What does your credit score need to be for a debt consolidation loan?

This can vary depending on the lender you choose. However, the better your credit score, the better the terms you will receive. If you suffer from a poor credit score, you may not be eligible for a debt consolidation loan, or the terms may not be favorable to your financial situation. A debt management plan is worth considering for those with bad credit, as your credit score is not considered when reviewing your application.

Is debt consolidation bad for my credit score?

Participating in a debt management program in order to consolidate your debt does not directly affect your credit score. A temporary note may be made on your credit report by your current creditors. This simply informs other creditors of your attempt to repay your debt and discourages them from issuing you any new accounts, lines of credit, or loans that may detract from your efforts.

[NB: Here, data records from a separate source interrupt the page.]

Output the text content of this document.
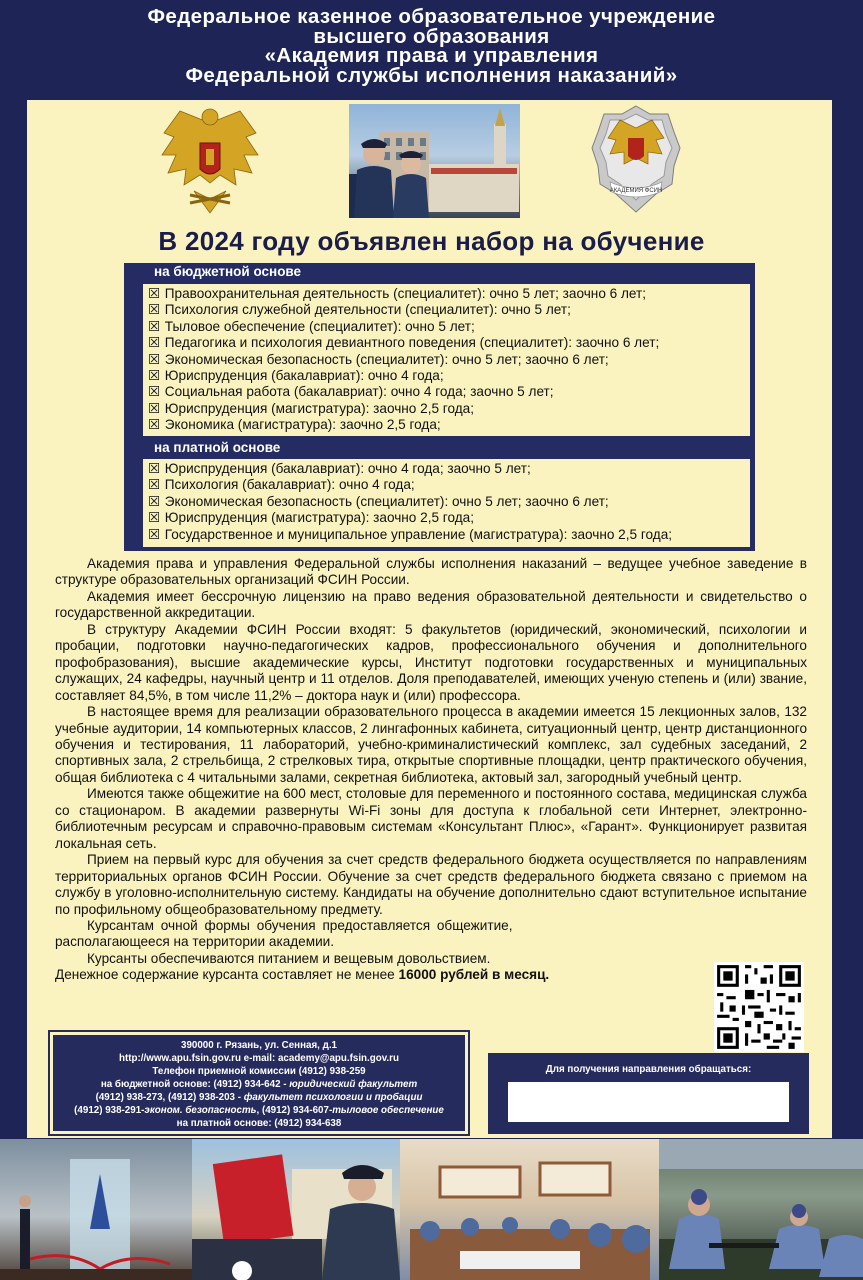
Федеральное казенное образовательное учреждение
высшего образования
«Академия права и управления
Федеральной службы исполнения наказаний»
АКАДЕМИЯ ФСИН
В 2024 году объявлен набор на обучение
на бюджетной основе
☒ Правоохранительная деятельность (специалитет): очно 5 лет; заочно 6 лет;
☒ Психология служебной деятельности (специалитет): очно 5 лет;
☒ Тыловое обеспечение (специалитет): очно 5 лет;
☒ Педагогика и психология девиантного поведения (специалитет): заочно 6 лет;
☒ Экономическая безопасность (специалитет): очно 5 лет; заочно 6 лет;
☒ Юриспруденция (бакалавриат): очно 4 года;
☒ Социальная работа (бакалавриат): очно 4 года; заочно 5 лет;
☒ Юриспруденция (магистратура): заочно 2,5 года;
☒ Экономика (магистратура): заочно 2,5 года;
на платной основе
☒ Юриспруденция (бакалавриат): очно 4 года; заочно 5 лет;
☒ Психология (бакалавриат): очно 4 года;
☒ Экономическая безопасность (специалитет): очно 5 лет; заочно 6 лет;
☒ Юриспруденция (магистратура): заочно 2,5 года;
☒ Государственное и муниципальное управление (магистратура): заочно 2,5 года;

Академия права и управления Федеральной службы исполнения наказаний – ведущее учебное заведение в структуре образовательных организаций ФСИН России.

Академия имеет бессрочную лицензию на право ведения образовательной деятельности и свидетельство о государственной аккредитации.

В структуру Академии ФСИН России входят: 5 факультетов (юридический, экономический, психологии и пробации, подготовки научно-педагогических кадров, профессионального обучения и дополнительного профобразования), высшие академические курсы, Институт подготовки государственных и муниципальных служащих, 24 кафедры, научный центр и 11 отделов. Доля преподавателей, имеющих ученую степень и (или) звание, составляет 84,5%, в том числе 11,2% – доктора наук и (или) профессора.

В настоящее время для реализации образовательного процесса в академии имеется 15 лекционных залов, 132 учебные аудитории, 14 компьютерных классов, 2 лингафонных кабинета, ситуационный центр, центр дистанционного обучения и тестирования, 11 лабораторий, учебно-криминалистический комплекс, зал судебных заседаний, 2 спортивных зала, 2 стрельбища, 2 стрелковых тира, открытые спортивные площадки, центр практического обучения, общая библиотека с 4 читальными залами, секретная библиотека, актовый зал, загородный учебный центр.

Имеются также общежитие на 600 мест, столовые для переменного и постоянного состава, медицинская служба со стационаром. В академии развернуты Wi-Fi зоны для доступа к глобальной сети Интернет, электронно-библиотечным ресурсам и справочно-правовым системам «Консультант Плюс», «Гарант». Функционирует развитая локальная сеть.

Прием на первый курс для обучения за счет средств федерального бюджета осуществляется по направлениям территориальных органов ФСИН России. Обучение за счет средств федерального бюджета связано с приемом на службу в уголовно-исполнительную систему. Кандидаты на обучение дополнительно сдают вступительное испытание по профильному общеобразовательному предмету.

Курсантам очной формы обучения предоставляется общежитие,

располагающееся на территории академии.

Курсанты обеспечиваются питанием и вещевым довольствием.

Денежное содержание курсанта составляет не менее 16000 рублей в месяц.

390000 г. Рязань, ул. Сенная, д.1
http://www.apu.fsin.gov.ru e-mail: academy@apu.fsin.gov.ru
Телефон приемной комиссии (4912) 938-259
на бюджетной основе: (4912) 934-642 - юридический факультет
(4912) 938-273, (4912) 938-203 - факультет психологии и пробации
(4912) 938-291-эконом. безопасность, (4912) 934-607-тыловое обеспечение
на платной основе: (4912) 934-638
Для получения направления обращаться:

Once you have completed the DMP, this notation is required to be removed. In certain circumstances, when a client enrolls in the DMP and either they or their creditors’ close credit accounts, the client may see a short-term drop in credit score partly due to a change in the ratio of current balance to available credit limit. However, this dip is quickly recovered because of on-time payments which lower debt owed.

Does debt consolidation work on a limited income?

Because qualifying for a loan is typically based in part on income, acquiring a consolidation loan could be difficult on a limited income.

However, consolidating debt through a debt management program requires no minimum income. Aside from a complete inability to pay, credit counseling agencies are willing to work with most incomes to create affordable payments and program participation.

Is consolidating debt a bad idea?

While lenders may be temporarily deterred from lending to someone who has consolidated debt because of closed accounts or credit report notations, these marks will fade, never lasting longer the repayment program itself.

Lenders then will be more willing to offer credit or loans due to increased credit scores. Many clients are even able to purchase homes shortly after completing their debt repayment.

Can you consolidate debt if it’s already in collections?

Yes, all unsecured debts can be included in a debt management plan. This includes unsecured debt that has been sent to collections.

With a debt consolidation loan, you can choose to use a portion of that loan towards debts that are already in collections. However, if the loan doesn’t cover all of your debt, you will need to be strategic in choosing what to pay off if you want to see a big benefit.